In Herring v. State, the Georgia Court of Appeals held that the indictment charging the defendant with 8 counts of incest, child molestation and aggravated sodomy was defective as the State failed to show that it was unable to more narrowly set out the range of dates on which the offenses were alleged to have been committed.
The defendant filed a special demurrer to quash the indictment on the grounds that the State failed to sufficiently narrow the range of dates for the alleged offenses. The trial court overruled the demurrer and the defendant proceeded with an interlocutory appeal.
On appeal, the Court explained that since the appeal was interlocutory, the standard of review is whether the indictment is perfect in form and substance—as opposed to a harmless error analysis which would be applicable after conviction.
The Court began its analysis of this indictment by noting that, generally, an indictment which does not allege a specific date is imperfect in form. The Court has carved out an exception to this general rule though if the State can show that the evidence does not permit it to allege a specific date.
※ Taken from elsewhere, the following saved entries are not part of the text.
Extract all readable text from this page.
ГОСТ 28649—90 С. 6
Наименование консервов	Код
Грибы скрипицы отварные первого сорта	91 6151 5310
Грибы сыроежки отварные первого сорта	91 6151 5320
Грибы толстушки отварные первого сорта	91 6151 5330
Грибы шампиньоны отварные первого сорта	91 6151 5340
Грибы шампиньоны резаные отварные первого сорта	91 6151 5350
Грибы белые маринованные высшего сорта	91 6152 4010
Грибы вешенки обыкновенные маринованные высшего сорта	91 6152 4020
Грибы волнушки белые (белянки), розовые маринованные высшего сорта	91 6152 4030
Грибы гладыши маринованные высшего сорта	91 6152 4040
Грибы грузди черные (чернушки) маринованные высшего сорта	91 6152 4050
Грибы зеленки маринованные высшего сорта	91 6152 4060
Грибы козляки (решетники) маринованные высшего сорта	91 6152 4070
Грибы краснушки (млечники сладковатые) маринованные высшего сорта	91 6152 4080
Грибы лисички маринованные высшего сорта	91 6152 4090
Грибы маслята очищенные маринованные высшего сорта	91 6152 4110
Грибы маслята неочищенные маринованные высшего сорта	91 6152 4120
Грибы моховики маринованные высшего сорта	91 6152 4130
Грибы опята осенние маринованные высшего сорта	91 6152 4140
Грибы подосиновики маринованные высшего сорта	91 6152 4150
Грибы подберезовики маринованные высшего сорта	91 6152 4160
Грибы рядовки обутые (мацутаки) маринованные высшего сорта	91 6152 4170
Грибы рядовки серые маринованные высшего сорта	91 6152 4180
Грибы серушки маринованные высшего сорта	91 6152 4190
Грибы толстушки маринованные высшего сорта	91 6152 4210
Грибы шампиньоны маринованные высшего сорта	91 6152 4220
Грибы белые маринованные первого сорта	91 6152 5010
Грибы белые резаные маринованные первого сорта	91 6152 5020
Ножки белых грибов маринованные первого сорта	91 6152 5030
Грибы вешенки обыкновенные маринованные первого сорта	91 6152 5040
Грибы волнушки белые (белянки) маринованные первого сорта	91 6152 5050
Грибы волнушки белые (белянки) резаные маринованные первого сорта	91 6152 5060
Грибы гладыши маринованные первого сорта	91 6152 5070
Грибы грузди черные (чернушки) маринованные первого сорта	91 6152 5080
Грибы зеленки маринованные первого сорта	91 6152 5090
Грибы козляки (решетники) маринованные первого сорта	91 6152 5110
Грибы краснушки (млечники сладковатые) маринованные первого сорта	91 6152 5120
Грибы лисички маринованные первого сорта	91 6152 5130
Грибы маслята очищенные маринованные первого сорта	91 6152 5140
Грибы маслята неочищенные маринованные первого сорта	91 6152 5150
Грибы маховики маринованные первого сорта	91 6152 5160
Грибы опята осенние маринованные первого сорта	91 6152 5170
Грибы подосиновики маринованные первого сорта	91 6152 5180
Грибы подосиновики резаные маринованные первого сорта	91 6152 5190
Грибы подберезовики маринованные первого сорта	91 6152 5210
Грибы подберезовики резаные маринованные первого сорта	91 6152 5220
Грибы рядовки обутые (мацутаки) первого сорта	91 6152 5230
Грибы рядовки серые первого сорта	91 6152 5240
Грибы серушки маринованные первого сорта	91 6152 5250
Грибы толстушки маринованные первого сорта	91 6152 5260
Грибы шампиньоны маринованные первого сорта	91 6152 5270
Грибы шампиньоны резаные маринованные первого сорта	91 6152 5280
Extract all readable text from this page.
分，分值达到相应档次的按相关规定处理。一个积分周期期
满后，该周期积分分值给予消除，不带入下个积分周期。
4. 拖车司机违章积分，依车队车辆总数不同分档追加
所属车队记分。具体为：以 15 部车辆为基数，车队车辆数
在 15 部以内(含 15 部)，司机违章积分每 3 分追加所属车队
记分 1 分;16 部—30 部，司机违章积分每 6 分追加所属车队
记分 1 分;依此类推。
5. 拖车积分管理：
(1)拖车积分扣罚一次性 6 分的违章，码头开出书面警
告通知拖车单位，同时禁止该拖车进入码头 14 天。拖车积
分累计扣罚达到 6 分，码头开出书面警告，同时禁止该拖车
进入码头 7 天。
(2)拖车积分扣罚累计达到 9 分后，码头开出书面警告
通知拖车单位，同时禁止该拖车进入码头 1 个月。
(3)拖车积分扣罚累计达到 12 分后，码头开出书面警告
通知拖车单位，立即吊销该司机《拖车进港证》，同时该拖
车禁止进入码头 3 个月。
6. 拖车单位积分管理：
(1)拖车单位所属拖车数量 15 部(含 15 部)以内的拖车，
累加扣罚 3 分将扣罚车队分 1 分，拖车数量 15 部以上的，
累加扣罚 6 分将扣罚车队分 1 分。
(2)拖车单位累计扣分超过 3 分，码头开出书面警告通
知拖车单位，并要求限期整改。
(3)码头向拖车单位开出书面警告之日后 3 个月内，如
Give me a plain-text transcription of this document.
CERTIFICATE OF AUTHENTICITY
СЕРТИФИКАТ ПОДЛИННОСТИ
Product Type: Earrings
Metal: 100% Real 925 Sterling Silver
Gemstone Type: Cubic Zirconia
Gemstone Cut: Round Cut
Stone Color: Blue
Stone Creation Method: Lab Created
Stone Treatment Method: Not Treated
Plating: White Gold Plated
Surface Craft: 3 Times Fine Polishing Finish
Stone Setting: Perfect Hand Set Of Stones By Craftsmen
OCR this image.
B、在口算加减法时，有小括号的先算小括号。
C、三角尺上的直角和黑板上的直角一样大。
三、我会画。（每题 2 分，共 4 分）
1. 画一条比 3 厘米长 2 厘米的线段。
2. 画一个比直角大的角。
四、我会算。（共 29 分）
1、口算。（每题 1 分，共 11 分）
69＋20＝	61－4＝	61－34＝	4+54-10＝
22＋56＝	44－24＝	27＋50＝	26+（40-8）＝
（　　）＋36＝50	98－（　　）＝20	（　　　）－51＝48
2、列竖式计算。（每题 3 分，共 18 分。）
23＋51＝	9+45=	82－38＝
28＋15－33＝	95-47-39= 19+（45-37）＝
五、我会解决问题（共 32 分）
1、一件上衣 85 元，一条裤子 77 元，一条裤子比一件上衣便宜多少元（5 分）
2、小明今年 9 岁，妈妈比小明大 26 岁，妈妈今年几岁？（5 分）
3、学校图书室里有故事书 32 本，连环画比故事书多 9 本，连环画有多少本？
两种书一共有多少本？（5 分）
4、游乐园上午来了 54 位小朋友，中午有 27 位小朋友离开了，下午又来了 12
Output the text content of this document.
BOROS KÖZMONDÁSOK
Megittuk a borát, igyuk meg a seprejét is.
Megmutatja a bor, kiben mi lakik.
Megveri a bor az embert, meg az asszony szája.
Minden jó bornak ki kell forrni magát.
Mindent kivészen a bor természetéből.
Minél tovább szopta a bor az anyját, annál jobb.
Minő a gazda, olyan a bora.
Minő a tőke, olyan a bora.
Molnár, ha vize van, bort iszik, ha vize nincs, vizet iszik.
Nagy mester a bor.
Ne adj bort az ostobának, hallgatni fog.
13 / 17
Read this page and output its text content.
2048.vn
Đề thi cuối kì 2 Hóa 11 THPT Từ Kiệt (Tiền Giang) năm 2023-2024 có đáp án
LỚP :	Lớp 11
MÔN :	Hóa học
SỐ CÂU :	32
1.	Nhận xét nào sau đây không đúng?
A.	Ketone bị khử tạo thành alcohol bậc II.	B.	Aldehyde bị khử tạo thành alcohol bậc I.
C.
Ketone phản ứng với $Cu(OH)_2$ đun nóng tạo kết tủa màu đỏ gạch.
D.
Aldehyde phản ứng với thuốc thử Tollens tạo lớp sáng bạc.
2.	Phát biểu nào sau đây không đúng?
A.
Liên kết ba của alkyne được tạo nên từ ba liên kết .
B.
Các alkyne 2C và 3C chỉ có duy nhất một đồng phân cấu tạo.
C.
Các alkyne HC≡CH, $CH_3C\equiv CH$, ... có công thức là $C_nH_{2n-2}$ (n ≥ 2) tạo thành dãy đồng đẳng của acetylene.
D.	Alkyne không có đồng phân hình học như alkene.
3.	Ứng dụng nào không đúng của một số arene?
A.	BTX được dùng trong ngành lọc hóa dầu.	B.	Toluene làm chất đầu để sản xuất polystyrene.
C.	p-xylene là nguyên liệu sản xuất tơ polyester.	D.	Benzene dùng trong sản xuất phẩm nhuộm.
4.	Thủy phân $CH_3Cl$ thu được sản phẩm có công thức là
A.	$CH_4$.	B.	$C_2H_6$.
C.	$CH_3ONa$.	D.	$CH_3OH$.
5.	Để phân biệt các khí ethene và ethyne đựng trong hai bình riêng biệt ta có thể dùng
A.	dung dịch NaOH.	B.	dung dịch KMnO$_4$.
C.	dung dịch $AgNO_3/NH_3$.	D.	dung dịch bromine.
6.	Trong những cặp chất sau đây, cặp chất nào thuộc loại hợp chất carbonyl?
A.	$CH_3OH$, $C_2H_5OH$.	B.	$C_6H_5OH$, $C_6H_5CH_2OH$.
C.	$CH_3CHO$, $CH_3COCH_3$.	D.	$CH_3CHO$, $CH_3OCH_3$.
This occurs often in child molestation cases where a child is unable to precisely state when an incident occurred.
In this case, the Court of Appeals found that the State actually was able to allege specific dates as to counts 3 and 4 of the indictment. Specifically, the alleged victim had told an investigator precise dates on which the incidents occurred with respect to these counts. The evidence, therefore, showed that the State could reasonably narrow the range of dates on those two counts.
As a result, the Court reversed the trial court’s decision and held that the special demurrer should have been sustained with respect to these counts of the indictment.